Cholinesterase inhibitors based on phosphorus (OPI) are frequently used as insecticides in agriculture, industrial chemicals and some of these inhibitors with extremely high toxicity are called nerve agents. Nerve agents can be misused as chemical weapons or by terrorist groups. The mechanism of action of organophosphorus nerve agents (their toxicodynamics) is well known: irreversible inhibition of the enzyme acetylcholinesterase (AChE, EC 3.1.1.7) [1]. The inhibitory effect is based on phosphorylation or phosphonylation of serine hydroxyl group at the ester part of ChE active site of the enzyme [2].

The standard treatment of OPI intoxication usually consists of administration of anticholinergic drug (e.g. atropine) in combination with oximes. Anticholinergic drugs block effects of overstimulation caused by accumulated acetylcholine at peripheral muscarinic receptors while oximes, compounds with nucleophilic activity, repair the enzyme by dephosphorylation and restoring ChE’s activity [3]. However, the efficacy of commonly used oxime reactivators is still not sufficient [4].

Cyclosarin (GF agent; O-cyclohexyl-N,N-methyl phosphonofluoridate, Figure 1) belongs to a group of nerve agents or military importance that could be misused. The nerve agent cyclosarin has been examined to a minor extent compared to other nerve agents, e.g. sarin and soman. One reason is that this nerve agent was not regarded as a high priority chemical warfare agent until it was found to be stockpiled by Iraq in the early 1990s [5]. Commonly used bisquaternary reactivators (obidoxime, trimedoxime) of AChE are not able to counteract the toxic effect of cyclosarin because of their very low reactivating efficacy [6].

There are many important structural factors which can influence the reactivation potency of oximes [7,8]. The developments of new and more effective AChE reactivator still continue. For these reasons, seven new reactivators of cyclosarin-inhibited ChE (K206, K269, K203, K075, K074, K027, K156) have been synthesized [9,10] to increase the reactivating efficacy of antidotal treatment of poisoning by this nerve agent. The aim of this study was to evaluate in vivo antidotal effects of currently available oximes (obidoxime, trimedoxime, HI-6) and the seven newly synthesized oximes in combination with atropine (commonly used anticholinergic drug) in cyclosarin-poisoned rats (Figure 2). Syntheses as well as analyses of these reactivators were published formerly [914].

The other aim of this study was to compare antidotal effects of these compounds against cyclosarin-inhibited butyrylcholinesterase (BChE; EC 3.1.1.8). BChE is in plasma and also in brain. These in vivo data could be useful for preparation of an effective pretreatment therapy including administration of pseudo-catalytic bioscavenger.

2. Results and Discussion

No symptoms of intoxication are manifest if AChE activity is decreased by about 20–30 % compared to normal AChE activity. The depression about 30–50 % is accompanied by muscarinic symptoms of intoxication.

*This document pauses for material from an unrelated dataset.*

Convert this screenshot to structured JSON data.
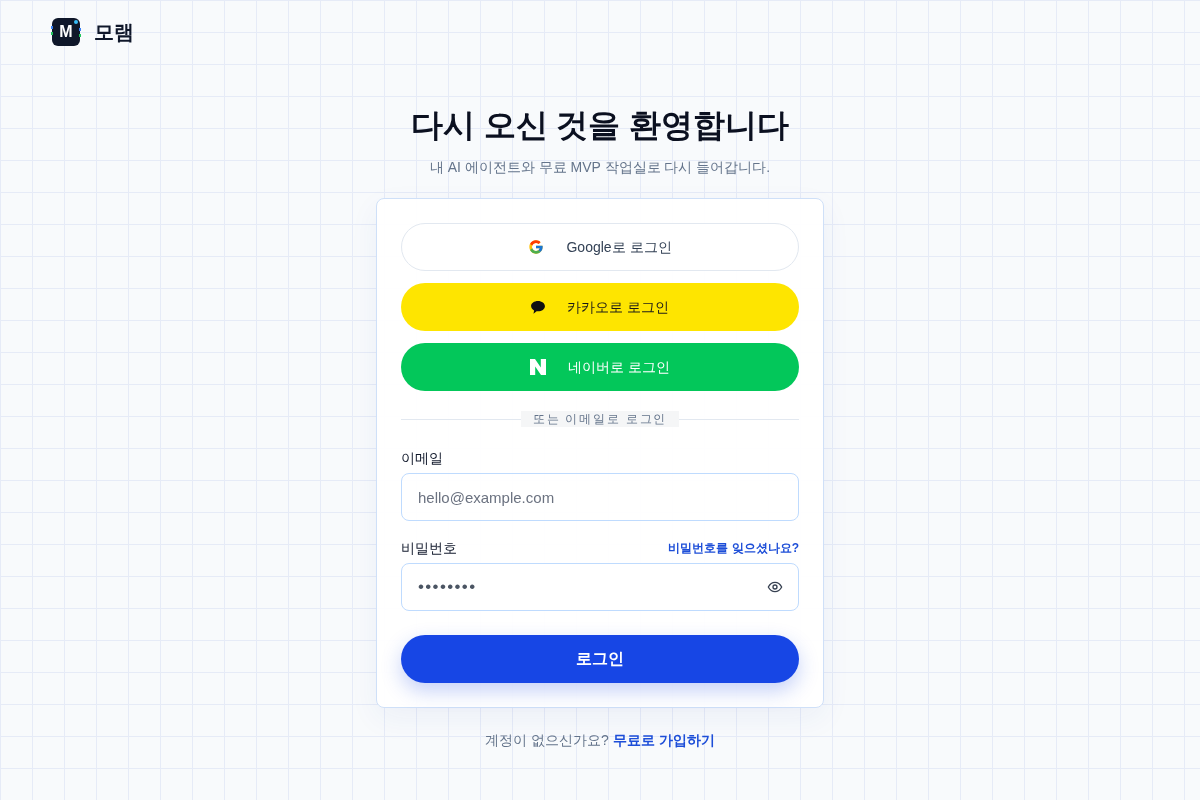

The subsequent depression about 50–70 % of original AChE activity is characterized by muscarinic, nicotinic and also central symptoms. Finally, inhibition under a 20 % limit leads to death of the intoxicated organism. If reactivation of inhibited AChE is considered, increase in reactivation to more than 10 % may save the life of intoxicated organism and can reduce toxic symptoms.

The baseline AChE activity in blood was 13.15 ± 0.881 μcat/mL. Cyclosarin intoxication produced strong depression of AChE activity in blood. The activity decreased approximately to the one third of original activity (33%). Among the currently available oximes, HI-6 (40%) was found to be the best reactivator of the cyclosarin-inhibited AChE. If other commercial oximes are considered, the better one seems to be trimedoxime (22%) followed obidoxime (6%). From the group of the newly synthesized oximes, the best result was found after administration of K203 (7%). All other oximes, except oxime K156 (5%) were ineffective. Results are summarized in Figure 3.

The baseline BChE activity in plasma was 1.253 ± 0.252 μcat/mL. The BChE activity was also strongly decreased after cyclosarin intoxication. The residual activity of cyclosarin-inhibited BChE was 44 % in respect to original activity. From the currently available oximes, the oxime HI-6 (42%) achieved the best results again. Trimedoxime (11%) was also partially effective. All newly synthesized oximes were unable to reactivate cyclosarin-inhibited BChE and were as ineffective as the current commercially used obidoxime. Summarized results are shown in Figure 4.

The baseline AChE activity in brain was 95.20 ± 4.357 and BChE activity was 5.308 ± 0.474 μcat/ml. Strong inhibition of acetylcholinesterase (41%) was recorded in central nervous system (CNS). The results of all oximes are summarized in Figure 5 (AChE) and in Figure 6 (BChE). The inhibition of BChE (81%) was not so strong with respect to peripheral compartment (plasma). Only the oxime HI-6 (AChE 31%, BChE 10%) and trimedoxime (AChE 21%, BChE 11%) were able to partially protect cholinesterase in brain tissues. HI-6 seems to be the best reactivator again, because it was able to increase AChE activity for more than 30% in CNS. From the newly synthesized oximes only K206 and K269 were comparable with obidoxime (5%) reactivation potency.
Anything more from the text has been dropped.